WASHINGTON -- The House put spending hikes for the environment, national parks and global warming research center stage Tuesday as lawmakers worked through the Interior appropriations bill. Democrats argue such programs have gotten short shrift for years under President Bush's leadership, but their resulting increases for items such as Environmental Protection Agency clean water grants have incited the White House into threatening to veto the bill as "irresponsible and excessive."
The measure represents the latest skirmish in an ongoing battle between the White House and Democrats over the 12 annual spending bills doling out the approximately one-third of the federal budget passed each year by Congress. Democrats almost doubled funding for research into climate change and trumpeted an 11 percent increase to operate and maintain national parks in advance of a major 100th-anniversary celebration in 2016. "Our national parks have been shortchanged for far too long," said Rep. Alcee Hastings, D-Fla., as the House opened debate on the Interior appropriations measure. The bill is expected to be completed Wednesday.

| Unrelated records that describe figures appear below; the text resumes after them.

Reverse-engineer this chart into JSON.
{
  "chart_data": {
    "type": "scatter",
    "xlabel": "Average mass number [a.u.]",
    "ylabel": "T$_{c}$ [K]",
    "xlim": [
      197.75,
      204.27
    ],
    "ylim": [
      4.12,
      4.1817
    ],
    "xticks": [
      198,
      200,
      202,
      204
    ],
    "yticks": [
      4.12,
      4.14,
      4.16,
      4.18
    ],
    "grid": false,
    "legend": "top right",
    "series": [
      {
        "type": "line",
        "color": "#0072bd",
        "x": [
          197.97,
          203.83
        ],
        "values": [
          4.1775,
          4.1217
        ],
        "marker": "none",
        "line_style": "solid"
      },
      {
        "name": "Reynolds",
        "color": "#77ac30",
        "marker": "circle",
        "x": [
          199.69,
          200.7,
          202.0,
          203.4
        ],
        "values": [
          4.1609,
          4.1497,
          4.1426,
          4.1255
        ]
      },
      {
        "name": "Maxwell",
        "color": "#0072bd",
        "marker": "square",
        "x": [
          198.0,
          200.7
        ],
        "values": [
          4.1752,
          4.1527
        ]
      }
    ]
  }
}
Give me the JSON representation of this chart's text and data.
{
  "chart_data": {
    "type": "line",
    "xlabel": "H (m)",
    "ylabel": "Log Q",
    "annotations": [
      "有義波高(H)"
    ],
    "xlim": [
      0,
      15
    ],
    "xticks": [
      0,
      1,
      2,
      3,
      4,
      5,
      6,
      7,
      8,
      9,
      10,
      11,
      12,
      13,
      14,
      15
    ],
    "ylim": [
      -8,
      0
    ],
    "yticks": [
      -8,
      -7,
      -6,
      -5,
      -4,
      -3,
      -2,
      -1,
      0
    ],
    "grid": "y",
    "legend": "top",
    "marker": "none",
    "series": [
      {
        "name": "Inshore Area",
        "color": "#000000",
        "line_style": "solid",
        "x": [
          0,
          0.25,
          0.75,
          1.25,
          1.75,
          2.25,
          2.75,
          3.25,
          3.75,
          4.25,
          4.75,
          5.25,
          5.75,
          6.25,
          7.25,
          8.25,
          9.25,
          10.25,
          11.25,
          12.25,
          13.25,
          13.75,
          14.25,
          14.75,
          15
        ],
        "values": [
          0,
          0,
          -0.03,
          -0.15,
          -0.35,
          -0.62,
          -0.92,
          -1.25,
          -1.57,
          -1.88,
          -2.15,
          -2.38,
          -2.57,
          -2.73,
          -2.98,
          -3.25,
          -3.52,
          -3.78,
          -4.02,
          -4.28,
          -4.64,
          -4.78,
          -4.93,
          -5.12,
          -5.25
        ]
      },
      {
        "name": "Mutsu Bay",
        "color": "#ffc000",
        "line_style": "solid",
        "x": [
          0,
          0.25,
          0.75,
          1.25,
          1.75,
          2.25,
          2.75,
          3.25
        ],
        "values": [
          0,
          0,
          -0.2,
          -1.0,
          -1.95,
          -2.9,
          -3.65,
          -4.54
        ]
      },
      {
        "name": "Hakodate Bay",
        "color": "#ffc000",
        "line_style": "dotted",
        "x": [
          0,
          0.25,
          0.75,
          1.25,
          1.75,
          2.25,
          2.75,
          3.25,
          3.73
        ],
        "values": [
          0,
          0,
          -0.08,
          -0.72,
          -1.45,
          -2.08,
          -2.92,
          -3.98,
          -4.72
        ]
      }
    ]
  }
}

In most other accounts, the increases are typically small and are generally focused on run-of-the-mill operating accounts that for years have had to absorb costs from inflation and higher pay for federal workers. But they add up, and the resulting measure is almost 9 percent over Bush's budget request and 4 percent over funding approved last year.
"Between 2001 and 2007 ... funding for the Interior Department fell 16 percent, EPA by 29 percent and the Forest Service non-fire budget by 35 percent, when adjusted for inflation," said the bill's floor manager, Norm Dicks, D-Wash.